Tag Archives: bear rescue

Day 214 – Tat Kuang Si (7th Month-i-versary)

Lovely French couple travelling the world in their Defender

Lovely French couple travelling the world in their Defender

Adamant that he is up to riding the bike today, Flo decided that we would go to Kuang Si to see the waterfall (even if we wouldn’t swim in it) and so that I could see the bears at the bear rescue there. We had originally planned this visit for an afternoon but Flo’s sickness made it fall through.

The ride there was about 30km long. We stopped once at the roadside when we thought that a modified Defender from France had a problem (which wasn’t the case) and stayed for a short chat with the French couple who spend their retirement travelling the world. They were very cute. 🙂

As I said, tourists are around

As I said, tourists are around

Parking the bike, we entered the “park” where the path leads you through the bear rescue first. We saw a couple of them but then they were called into the closed off part for food so we went on to see the waterfall before coming back for the bears. The waterfall is amazing! I know it is touristy and yes, many tourists are swimming in it but…it is so beautiful. The water has a turquoise colour. You approach it from the bottom where the water runs over some low steps and swimming is allowed here. Further up, the steps become even lower looking how I imagine the pink and white terraces in NZ would have looked like before their destruction.

The actual Kuang Si waterfall

The actual Kuang Si waterfall

The last view you are treated to is the actual, tall waterfall. Again, it’s a beautiful sight. We were very happy that we went on this detour. To make the visit even better, we managed to buy yummy and cheap rice paper spring rolls from a local lady in the park rather than sitting down in the expensive restaurant. So we took our little packed lunch close to one of the waterfalls and happily munched away before returning to the bears.

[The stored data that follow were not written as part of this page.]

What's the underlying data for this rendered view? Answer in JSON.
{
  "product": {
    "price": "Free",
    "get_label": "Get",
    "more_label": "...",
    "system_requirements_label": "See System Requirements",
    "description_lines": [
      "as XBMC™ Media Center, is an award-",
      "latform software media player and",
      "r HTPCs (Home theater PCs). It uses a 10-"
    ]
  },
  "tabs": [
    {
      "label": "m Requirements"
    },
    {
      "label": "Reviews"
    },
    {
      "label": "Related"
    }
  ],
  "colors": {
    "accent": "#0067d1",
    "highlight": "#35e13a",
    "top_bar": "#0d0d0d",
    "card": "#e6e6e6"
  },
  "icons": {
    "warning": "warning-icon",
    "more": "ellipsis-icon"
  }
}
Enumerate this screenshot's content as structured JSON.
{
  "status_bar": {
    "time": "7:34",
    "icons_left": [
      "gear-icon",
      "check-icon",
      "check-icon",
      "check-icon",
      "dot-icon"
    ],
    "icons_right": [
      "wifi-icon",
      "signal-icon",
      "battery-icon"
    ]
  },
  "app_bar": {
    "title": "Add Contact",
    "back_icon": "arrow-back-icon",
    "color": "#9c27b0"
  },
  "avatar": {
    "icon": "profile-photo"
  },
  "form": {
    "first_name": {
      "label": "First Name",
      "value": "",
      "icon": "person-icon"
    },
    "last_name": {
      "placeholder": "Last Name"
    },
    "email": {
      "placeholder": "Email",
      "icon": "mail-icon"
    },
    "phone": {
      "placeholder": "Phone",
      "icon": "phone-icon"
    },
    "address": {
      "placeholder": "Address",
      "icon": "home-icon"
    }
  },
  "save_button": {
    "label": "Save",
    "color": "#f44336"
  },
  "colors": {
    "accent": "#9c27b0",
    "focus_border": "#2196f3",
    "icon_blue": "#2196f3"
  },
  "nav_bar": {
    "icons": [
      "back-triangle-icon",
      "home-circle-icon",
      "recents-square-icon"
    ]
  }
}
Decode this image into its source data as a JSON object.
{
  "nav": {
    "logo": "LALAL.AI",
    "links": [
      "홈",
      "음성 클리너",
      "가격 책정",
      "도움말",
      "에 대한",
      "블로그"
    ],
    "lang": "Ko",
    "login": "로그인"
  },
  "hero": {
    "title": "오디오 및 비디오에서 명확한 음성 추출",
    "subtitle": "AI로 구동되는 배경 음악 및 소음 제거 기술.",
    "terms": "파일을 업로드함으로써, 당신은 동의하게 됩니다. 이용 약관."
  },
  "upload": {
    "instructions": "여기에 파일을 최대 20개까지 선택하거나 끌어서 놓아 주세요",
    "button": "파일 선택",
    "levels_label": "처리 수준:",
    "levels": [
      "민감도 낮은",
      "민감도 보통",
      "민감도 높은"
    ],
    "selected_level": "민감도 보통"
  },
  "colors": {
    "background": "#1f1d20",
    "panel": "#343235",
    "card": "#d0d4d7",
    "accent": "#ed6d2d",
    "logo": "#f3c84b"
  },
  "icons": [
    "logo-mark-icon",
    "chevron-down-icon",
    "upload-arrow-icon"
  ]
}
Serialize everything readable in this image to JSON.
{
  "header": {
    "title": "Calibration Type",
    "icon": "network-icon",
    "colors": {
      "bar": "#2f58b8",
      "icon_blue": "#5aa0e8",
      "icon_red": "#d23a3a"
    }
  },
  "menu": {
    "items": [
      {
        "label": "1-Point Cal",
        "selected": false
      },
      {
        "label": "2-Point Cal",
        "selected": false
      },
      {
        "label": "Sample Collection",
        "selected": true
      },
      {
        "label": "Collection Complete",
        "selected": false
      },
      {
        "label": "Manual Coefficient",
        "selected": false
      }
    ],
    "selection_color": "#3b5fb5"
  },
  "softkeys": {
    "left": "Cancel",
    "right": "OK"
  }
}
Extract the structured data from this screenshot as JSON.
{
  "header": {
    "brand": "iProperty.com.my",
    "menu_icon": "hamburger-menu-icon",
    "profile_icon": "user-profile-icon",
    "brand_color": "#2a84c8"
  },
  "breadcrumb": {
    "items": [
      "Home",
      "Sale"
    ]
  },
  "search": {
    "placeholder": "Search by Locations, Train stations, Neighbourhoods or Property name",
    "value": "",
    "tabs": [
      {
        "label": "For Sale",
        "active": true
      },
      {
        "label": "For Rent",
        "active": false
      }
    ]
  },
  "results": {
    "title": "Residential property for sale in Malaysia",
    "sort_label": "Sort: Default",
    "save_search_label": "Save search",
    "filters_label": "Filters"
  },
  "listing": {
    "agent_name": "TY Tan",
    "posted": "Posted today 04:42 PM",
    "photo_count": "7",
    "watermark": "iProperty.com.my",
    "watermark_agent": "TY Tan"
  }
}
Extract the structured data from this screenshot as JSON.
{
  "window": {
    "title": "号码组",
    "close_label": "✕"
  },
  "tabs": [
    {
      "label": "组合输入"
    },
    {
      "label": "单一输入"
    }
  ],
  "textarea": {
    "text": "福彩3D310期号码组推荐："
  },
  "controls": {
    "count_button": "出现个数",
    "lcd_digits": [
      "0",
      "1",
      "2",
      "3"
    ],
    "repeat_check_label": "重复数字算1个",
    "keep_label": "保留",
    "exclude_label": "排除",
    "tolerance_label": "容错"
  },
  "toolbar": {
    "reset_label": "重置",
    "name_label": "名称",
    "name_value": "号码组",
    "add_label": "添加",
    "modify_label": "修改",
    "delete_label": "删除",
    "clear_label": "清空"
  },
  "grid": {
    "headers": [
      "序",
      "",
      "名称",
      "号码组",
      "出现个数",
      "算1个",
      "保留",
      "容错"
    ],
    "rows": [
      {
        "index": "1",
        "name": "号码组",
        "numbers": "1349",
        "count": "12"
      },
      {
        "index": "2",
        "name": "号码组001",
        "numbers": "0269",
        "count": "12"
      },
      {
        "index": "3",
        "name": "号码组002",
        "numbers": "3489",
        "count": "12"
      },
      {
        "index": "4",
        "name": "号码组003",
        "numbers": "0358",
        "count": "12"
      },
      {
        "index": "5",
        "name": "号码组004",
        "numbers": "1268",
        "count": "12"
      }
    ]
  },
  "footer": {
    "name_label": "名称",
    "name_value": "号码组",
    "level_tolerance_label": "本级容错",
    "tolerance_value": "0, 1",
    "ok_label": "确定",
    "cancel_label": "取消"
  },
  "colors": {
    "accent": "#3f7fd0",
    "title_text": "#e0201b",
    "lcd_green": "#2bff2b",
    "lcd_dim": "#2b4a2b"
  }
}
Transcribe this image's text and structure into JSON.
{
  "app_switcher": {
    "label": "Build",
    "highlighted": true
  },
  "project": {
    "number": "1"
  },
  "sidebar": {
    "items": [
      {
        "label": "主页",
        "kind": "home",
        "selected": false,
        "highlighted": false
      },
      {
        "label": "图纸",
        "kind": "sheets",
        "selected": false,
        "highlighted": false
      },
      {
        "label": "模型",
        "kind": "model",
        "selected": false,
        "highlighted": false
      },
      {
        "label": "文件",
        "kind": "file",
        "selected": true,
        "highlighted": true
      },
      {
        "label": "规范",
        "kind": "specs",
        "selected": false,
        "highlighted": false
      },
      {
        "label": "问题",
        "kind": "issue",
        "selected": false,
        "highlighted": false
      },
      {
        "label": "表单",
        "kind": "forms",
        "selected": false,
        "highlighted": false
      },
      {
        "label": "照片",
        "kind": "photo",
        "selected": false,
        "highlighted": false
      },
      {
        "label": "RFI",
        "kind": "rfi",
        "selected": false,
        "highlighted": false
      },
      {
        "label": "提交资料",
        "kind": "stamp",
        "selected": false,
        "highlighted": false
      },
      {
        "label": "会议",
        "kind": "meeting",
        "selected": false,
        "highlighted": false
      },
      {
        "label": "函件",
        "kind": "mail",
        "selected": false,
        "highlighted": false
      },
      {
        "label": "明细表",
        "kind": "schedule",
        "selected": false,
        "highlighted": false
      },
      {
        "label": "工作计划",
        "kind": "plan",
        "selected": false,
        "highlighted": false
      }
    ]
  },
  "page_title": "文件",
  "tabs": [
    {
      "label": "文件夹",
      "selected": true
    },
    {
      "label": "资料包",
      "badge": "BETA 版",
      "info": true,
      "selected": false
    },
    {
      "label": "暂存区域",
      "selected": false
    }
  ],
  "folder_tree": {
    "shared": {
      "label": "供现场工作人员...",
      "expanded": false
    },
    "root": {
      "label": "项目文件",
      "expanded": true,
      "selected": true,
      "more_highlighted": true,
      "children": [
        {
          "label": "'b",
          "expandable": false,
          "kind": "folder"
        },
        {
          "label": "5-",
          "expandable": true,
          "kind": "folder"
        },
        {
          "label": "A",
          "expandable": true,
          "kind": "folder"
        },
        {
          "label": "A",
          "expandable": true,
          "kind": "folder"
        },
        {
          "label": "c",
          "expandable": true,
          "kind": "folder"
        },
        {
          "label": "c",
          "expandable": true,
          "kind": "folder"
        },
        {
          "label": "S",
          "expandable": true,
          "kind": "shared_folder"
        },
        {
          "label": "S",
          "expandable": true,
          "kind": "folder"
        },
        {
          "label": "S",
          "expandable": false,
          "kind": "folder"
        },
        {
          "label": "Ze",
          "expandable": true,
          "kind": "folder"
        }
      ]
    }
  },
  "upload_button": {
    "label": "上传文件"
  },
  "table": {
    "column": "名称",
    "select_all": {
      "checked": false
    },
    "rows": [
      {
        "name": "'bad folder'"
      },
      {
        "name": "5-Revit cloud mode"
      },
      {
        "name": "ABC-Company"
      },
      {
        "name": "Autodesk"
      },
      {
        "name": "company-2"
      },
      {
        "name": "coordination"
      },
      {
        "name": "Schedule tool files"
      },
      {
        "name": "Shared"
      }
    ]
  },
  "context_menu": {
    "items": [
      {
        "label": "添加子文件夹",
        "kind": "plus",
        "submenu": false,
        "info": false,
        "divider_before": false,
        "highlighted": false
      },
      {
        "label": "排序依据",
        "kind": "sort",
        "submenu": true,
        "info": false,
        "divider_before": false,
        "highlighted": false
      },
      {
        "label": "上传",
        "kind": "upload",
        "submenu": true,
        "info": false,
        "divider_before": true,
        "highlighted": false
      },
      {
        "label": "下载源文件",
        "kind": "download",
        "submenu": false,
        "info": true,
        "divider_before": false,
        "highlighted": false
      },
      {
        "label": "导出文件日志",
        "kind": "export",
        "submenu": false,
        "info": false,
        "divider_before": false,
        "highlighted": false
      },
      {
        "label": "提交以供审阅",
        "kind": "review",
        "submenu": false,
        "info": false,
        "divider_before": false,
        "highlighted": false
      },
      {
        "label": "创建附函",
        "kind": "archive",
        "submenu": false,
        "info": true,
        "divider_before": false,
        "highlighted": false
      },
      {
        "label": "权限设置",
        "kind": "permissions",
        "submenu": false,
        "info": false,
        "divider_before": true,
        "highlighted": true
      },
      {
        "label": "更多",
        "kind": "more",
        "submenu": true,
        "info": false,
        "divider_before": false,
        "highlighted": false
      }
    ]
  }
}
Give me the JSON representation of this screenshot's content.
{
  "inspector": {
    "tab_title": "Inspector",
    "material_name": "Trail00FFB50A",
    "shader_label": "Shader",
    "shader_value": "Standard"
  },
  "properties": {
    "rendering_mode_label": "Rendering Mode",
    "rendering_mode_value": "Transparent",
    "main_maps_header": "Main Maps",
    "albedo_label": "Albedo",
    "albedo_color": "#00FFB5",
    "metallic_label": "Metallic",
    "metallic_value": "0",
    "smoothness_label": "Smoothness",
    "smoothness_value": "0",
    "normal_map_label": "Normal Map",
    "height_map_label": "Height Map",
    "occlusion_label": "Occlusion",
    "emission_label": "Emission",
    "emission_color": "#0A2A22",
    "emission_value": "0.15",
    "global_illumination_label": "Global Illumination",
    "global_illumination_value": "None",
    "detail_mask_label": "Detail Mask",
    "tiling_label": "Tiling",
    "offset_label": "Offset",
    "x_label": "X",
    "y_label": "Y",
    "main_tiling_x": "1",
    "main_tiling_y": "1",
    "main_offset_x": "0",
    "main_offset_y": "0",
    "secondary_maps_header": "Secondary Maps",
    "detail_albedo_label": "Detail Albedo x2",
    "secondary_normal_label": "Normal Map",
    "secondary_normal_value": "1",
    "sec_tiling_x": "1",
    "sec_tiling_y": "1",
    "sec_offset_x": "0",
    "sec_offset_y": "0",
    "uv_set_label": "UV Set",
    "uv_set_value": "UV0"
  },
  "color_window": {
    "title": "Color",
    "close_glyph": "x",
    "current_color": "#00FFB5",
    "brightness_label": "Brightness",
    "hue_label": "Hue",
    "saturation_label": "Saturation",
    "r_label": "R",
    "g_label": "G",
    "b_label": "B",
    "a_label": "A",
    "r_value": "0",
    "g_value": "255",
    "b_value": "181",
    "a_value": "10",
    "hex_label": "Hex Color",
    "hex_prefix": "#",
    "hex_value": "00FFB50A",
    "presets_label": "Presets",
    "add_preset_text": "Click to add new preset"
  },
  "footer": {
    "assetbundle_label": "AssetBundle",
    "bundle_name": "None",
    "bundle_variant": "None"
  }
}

On the way there, we saw the French couple again, waved shortly and recommended the local lady for lunch. Luckily, Flo remembers way more of his French lessons than I do so it was actually okay to talk. Back at the bears, ALL of them seemed to be out and about, looking for hidden food or just hanging out. One of them gave his best impression of a bear skin rug while a super fluffy one sat at a “table” eating something.

A snap shot of a butterfly on the way out

A snap shot of a butterfly on the way out

It was already 1pm when we left so the 360km to Phonsavan were out of the picture. However, we just started on the journey to see how far we would make it. Not wanting to retrace our steps for too long, we now took the old road down from Luang Prabang to Vang Vieng. This one is in worse repair as it is significantly older than the “new” one we had taken on the way up. It is also more frequented by tour buses and apparently made for scooters as it twists and turns so sharply that it even effected us on the motorbike…at least speed-wise. Still, the landscape was pretty to both sides.

Somewhere on this road, we passed a sprinter with an Austrian number plate. This is usually a good indicator for overland travelers so we stopped at the next opportunity. And yes, the sprinter pulled up right behind us. Werner and Susi (www.naglwitz.com, it’s in German though) are travelling from Austria to Australia but in intervals of 6 to 8 weeks before returning home to their jobs. This way, it took them more than two years to get to Laos but they didn’t have to completely quit everything at home. More importantly, they didn’t have to save all of their travelling money in one go.

The great view from our abandoned guest house

The great view from our abandoned guest house

At 4.30pm, with the sun already low above the horizon, Flo saw a roadside guest house by chance. He liked the look of it as it sat on the hillside, having a view so we stopped and asked for a room. Being on the cheaper side, we paid and asked for food. This ended in a rude-sounding conversation between two of the ladies and then the answer that food was not available. Slightly caught on the wrong foot, we looked around. The nicer one of the ladies than explained that we could eat out somewhere else in the village. First, we had trouble finding the place before it turned out that it really only was up the road from the guest house. Serving up a delicious vegetarian noodle soup, we then retired to our room.

No one who we had identified as the owners was still around, the shop tightly shut and really, it just looked abandoned when we were back. The only other person, also staying in the guest house tonight, was a dude with a Kalashnikov on his back who was busy putting his scooter into the hallway when we arrived. A dark, almost empty guest house didn’t feel too nice but it seemed to fill up some more before we went to bed.

The room turned out to be not so clean in the end as Flo had to dispose of a big spider before we realized that the bed or at least the pillows were molding. 🙁 Again though, I forget to take a picture as an example of one of our shabby cribs along the way.